Electric Delay Lines
Electric delay lines are used for shorter delay times (ns to several µs). They consist of a long electric line or are made of discrete inductors and capacitors, which are arranged in a chain. To shorten the total length of the line it can be wound around a metal tube, getting some more capacitance against ground and also more inductance due to the wire windings, which are lying close together.
Other examples are:
- short coaxial or microstrip lines for phase matching in high frequency circuits or antennas
- hollow resonator lines in magnetrons and klystrons as helices in travelling wave tubes to match the velocity of the electrons to the velocity of the electromagnetic waves
- undulators in free electron lasers
Another way to create a delay time is to implement a delay line in an integrated circuit storage device.

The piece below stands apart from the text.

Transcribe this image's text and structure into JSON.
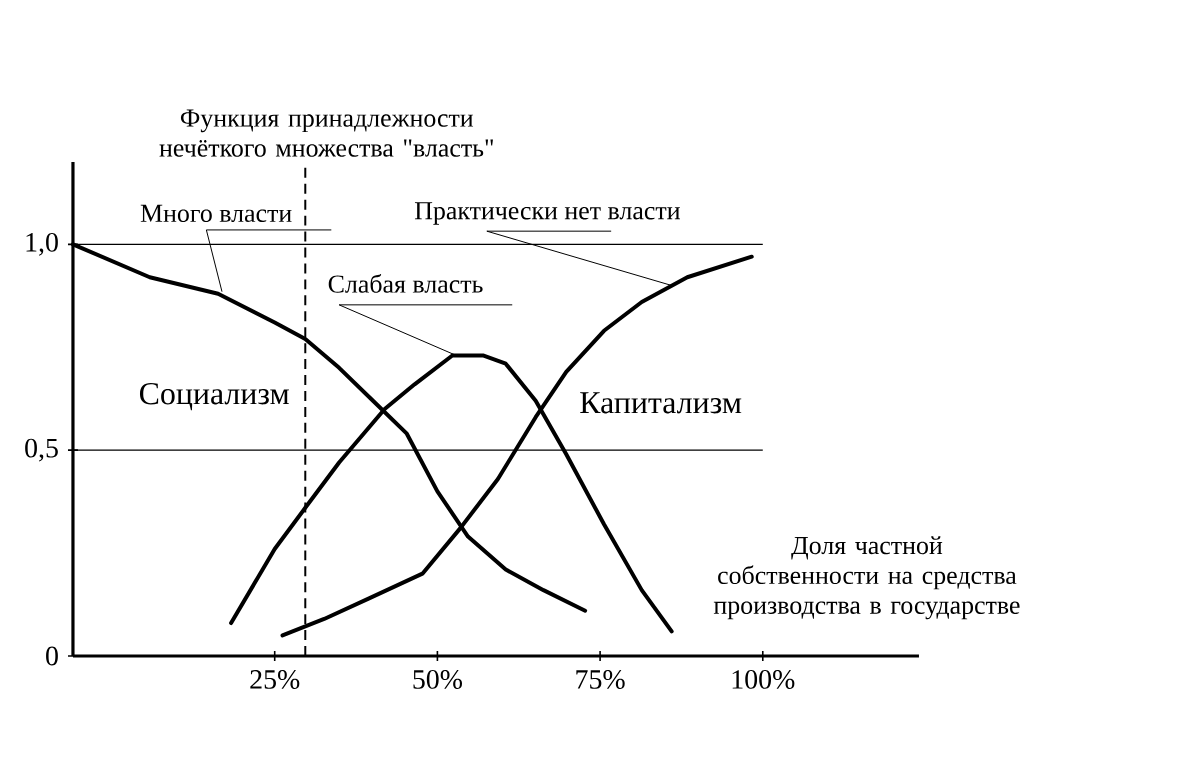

This can be done digitally or with a discrete analogue method. The analogue one uses bucket-brigade devices or charge coupled devices (CCD), which transport a stored electric charge stepwise from one end to the other. Both digital and analog methods are bandwidth limited at the upper end to the half of the clock frequency, which determines the steps of transportation.
In modern computers operating at gigahertz speeds, millimeter differences in the length of conductors in a parallel data bus can cause data-bit skew, which can lead to data corruption or reduced processing performance. This is remedied by making all conductor paths of similar length, delaying the arrival time for what would otherwise be shorter travel distances by using zig-zagging traces.